Wahrscheinlich ist das diesmal nicht. Von Beginn an befürwortete eine breite Basis der Wiener Grünen die Regierungsgespräche mit der SPÖ. Dabei ließ man Maria Vassilakou weitgehend freie Hand, wohl auch aus schlechtem Gewissen wegen der Querelen vor der Wahl.

Herausgekommen ist ein Pakt mit interessanten Herausforderungen, aber auch großen Stolpersteinen: Bei Bildung und Integration war man sich mit der SPÖ bald einig - es wird sich zeigen, ob großen Absichtserklärungen auch konkrete Reformen folgen. Mit dem Planungsressort bekommt Vassilakou die Chance zu zeigen, was nachhaltige, moderne und ökologische Stadtentwicklung sein kann. Freilich hat die grüne Frontfrau damit auch Projekte am Hals, die unter roter Ägide nicht gerade glänzend gelaufen sind: etwa den neuen Hauptbahnhof ohne U-Bahn-Anschluss.

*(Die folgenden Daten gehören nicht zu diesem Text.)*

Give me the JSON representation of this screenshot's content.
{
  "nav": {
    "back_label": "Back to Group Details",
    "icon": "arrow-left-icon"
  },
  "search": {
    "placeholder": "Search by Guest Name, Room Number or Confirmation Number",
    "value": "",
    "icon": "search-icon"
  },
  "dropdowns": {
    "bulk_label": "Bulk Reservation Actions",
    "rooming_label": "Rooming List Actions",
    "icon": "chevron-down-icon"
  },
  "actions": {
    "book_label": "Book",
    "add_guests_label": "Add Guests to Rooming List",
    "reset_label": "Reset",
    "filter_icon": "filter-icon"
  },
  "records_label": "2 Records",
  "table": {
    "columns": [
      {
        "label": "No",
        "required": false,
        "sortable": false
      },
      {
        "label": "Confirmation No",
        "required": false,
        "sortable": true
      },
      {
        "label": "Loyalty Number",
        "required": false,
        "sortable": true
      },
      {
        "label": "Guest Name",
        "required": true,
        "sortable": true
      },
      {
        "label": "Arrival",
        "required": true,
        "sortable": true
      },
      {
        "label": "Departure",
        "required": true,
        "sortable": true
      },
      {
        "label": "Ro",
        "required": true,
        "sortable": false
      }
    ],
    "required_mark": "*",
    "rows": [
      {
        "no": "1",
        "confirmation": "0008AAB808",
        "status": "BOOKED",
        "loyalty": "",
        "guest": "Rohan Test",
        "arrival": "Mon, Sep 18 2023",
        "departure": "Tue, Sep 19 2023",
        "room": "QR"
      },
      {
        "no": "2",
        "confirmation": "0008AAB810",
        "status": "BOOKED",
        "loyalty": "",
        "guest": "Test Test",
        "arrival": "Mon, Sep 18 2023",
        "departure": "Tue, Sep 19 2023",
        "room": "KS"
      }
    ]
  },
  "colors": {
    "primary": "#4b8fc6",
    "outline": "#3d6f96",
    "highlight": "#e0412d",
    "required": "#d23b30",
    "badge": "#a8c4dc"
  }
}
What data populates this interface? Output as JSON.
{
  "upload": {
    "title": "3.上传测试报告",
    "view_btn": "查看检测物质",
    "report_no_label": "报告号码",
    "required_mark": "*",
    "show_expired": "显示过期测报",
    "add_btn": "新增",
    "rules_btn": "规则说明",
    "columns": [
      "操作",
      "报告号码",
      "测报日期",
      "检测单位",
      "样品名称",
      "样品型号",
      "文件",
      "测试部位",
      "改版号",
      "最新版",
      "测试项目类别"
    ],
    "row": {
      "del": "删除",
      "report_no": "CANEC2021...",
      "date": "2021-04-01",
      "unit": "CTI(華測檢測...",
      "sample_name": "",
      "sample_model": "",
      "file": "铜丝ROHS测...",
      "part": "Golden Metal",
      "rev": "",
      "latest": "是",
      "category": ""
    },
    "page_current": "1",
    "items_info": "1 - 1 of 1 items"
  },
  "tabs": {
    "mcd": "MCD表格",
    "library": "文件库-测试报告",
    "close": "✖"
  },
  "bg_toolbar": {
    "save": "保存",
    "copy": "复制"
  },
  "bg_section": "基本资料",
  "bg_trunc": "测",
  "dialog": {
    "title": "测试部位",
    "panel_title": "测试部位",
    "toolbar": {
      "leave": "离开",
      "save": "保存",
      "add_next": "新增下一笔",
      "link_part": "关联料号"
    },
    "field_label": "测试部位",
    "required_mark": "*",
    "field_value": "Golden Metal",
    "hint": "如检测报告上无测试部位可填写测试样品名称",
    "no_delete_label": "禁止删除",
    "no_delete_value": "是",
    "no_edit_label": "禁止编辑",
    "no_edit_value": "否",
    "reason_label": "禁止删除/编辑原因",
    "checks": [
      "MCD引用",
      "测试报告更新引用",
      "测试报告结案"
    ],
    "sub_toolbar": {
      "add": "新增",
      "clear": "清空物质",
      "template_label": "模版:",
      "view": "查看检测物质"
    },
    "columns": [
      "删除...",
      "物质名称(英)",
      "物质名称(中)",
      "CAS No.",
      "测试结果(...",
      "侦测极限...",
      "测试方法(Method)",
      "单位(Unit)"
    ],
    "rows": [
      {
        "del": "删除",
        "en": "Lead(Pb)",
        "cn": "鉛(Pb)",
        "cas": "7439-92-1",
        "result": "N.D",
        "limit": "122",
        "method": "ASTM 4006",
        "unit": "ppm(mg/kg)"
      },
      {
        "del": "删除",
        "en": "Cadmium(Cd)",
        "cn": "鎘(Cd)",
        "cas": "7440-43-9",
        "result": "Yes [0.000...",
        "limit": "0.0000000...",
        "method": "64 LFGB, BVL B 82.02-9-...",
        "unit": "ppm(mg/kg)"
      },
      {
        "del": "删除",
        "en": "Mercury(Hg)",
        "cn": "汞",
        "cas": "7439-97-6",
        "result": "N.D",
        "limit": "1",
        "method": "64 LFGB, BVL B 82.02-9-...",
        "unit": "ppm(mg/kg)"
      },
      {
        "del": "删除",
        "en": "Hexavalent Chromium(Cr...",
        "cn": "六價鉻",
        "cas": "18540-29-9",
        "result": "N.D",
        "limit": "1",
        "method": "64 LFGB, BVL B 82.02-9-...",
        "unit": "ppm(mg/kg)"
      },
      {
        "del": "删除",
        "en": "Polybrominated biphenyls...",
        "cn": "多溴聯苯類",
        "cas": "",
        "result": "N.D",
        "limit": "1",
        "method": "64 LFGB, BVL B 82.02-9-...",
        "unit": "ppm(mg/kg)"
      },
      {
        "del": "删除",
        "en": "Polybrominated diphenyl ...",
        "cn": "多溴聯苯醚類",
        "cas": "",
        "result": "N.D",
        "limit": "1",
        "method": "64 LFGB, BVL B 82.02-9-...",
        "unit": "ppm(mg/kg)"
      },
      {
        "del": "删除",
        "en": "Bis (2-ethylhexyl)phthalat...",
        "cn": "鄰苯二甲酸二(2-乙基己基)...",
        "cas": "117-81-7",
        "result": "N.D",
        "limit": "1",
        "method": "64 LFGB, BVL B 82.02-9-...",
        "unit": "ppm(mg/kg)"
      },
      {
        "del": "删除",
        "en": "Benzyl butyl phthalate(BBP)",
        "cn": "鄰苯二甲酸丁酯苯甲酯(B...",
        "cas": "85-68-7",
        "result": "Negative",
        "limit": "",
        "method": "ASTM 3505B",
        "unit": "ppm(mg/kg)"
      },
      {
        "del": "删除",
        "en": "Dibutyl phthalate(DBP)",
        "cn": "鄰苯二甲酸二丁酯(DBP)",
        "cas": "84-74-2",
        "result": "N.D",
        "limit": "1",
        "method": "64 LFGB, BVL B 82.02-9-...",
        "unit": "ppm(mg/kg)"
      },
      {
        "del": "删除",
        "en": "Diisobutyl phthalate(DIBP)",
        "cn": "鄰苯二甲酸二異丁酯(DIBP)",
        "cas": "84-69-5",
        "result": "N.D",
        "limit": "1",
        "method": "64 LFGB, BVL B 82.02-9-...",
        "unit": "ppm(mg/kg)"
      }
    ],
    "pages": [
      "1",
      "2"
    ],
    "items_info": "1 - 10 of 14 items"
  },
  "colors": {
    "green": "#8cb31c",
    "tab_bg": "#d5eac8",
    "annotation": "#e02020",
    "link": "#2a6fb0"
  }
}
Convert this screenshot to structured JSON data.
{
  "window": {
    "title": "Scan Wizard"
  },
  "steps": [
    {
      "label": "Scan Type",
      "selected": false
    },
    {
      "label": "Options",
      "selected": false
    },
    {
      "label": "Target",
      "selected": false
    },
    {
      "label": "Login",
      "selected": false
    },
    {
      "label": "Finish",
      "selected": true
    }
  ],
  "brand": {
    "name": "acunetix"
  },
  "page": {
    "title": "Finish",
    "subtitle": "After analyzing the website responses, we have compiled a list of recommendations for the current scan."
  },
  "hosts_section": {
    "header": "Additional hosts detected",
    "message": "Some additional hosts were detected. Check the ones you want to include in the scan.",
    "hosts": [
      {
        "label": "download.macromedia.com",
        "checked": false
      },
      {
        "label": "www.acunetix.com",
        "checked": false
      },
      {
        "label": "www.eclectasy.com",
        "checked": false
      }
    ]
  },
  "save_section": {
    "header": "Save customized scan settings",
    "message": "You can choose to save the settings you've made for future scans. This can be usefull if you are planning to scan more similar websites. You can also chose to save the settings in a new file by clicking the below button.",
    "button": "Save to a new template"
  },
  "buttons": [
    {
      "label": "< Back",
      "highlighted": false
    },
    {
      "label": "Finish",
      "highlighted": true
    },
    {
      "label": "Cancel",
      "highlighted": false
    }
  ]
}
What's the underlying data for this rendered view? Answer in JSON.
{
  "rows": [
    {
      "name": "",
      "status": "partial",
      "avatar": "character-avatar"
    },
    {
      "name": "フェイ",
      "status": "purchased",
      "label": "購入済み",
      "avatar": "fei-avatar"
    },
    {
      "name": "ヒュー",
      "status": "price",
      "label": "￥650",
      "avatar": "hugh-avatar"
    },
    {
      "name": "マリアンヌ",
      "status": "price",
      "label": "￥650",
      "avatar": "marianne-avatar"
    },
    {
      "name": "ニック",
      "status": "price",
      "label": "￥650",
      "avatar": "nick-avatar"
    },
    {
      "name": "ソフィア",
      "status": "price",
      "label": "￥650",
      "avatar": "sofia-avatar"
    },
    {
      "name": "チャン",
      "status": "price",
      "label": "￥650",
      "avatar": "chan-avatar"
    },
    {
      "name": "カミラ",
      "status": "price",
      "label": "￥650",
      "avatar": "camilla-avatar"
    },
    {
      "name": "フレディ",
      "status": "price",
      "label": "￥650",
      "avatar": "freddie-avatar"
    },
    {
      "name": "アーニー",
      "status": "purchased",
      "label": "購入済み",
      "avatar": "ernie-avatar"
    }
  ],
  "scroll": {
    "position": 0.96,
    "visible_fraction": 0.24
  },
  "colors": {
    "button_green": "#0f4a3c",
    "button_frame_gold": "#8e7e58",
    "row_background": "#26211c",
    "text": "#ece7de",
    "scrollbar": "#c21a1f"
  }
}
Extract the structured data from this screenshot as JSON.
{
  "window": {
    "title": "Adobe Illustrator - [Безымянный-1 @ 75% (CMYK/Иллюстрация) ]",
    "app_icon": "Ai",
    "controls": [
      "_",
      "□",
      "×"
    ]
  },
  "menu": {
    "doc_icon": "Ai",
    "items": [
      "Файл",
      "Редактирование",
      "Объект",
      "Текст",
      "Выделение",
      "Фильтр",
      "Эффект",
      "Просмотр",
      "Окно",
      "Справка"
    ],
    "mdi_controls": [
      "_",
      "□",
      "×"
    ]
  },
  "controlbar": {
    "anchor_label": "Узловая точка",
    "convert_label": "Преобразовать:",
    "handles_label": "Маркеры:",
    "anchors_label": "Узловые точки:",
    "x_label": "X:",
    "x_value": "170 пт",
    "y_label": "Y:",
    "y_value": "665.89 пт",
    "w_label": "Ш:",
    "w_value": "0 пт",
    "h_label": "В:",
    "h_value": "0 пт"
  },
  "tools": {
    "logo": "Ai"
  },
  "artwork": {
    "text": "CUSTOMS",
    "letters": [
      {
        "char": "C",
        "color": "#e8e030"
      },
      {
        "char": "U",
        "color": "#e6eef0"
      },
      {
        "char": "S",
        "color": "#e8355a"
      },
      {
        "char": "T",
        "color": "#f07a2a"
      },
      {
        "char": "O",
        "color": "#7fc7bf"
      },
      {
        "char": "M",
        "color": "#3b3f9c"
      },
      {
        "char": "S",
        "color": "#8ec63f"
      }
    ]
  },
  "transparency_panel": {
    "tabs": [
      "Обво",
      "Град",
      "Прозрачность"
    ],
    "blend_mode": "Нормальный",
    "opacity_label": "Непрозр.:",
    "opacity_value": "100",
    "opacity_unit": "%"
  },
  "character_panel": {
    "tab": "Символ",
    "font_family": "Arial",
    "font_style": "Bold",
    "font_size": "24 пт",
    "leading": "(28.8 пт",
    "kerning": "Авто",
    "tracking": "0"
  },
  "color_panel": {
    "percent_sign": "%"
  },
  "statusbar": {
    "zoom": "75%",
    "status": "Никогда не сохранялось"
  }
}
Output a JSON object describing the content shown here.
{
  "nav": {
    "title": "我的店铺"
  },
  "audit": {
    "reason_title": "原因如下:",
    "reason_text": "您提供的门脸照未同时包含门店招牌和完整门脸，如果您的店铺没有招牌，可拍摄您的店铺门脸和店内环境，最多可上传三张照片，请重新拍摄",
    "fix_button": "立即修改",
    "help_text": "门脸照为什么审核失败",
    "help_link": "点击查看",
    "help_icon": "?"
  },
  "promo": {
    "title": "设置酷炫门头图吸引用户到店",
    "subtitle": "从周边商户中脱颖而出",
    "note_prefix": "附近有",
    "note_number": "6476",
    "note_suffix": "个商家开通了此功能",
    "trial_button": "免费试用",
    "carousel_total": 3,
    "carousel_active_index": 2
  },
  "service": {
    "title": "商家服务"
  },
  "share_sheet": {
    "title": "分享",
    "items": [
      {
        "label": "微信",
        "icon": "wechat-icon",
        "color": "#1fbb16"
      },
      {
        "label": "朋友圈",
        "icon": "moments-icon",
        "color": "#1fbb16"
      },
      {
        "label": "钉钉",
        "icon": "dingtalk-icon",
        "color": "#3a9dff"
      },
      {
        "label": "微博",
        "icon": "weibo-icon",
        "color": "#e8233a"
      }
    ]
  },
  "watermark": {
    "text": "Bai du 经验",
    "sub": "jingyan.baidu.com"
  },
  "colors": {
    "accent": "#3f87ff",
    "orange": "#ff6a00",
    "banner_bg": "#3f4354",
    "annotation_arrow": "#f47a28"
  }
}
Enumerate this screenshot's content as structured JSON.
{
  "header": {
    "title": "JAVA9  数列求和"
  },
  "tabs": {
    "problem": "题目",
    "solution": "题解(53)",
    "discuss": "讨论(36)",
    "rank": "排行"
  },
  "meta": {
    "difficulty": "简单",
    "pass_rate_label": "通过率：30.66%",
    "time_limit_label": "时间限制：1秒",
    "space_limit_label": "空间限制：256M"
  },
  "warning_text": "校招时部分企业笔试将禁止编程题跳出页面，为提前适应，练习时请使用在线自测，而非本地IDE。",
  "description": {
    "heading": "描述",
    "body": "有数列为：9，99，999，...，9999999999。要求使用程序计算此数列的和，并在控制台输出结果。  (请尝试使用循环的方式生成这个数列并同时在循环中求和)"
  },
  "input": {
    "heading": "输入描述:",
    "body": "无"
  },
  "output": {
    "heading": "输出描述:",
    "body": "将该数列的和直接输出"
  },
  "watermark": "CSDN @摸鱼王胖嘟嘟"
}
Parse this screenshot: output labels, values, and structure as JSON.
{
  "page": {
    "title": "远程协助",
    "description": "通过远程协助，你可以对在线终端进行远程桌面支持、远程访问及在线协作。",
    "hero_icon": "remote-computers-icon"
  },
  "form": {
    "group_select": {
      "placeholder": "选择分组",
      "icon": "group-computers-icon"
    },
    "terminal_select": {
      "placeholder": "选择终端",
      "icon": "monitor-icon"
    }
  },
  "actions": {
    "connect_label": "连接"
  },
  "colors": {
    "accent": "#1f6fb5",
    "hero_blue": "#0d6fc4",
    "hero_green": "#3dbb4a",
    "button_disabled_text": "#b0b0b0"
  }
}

Dazu kommt noch Erklärungsbedarf in Sachen Wahlversprechen: Im Wahlkampf forderten die Grünen noch vollmundig Ein-Euro-Tickets für die Öffis und die Senkung der Mieten. Das wird so nicht passieren. Und das wird Vassilakou nicht nur parteiintern gut begründen müssen. (Petra Stuiber, DER STANDARD, Printausgabe, 12.11.2010)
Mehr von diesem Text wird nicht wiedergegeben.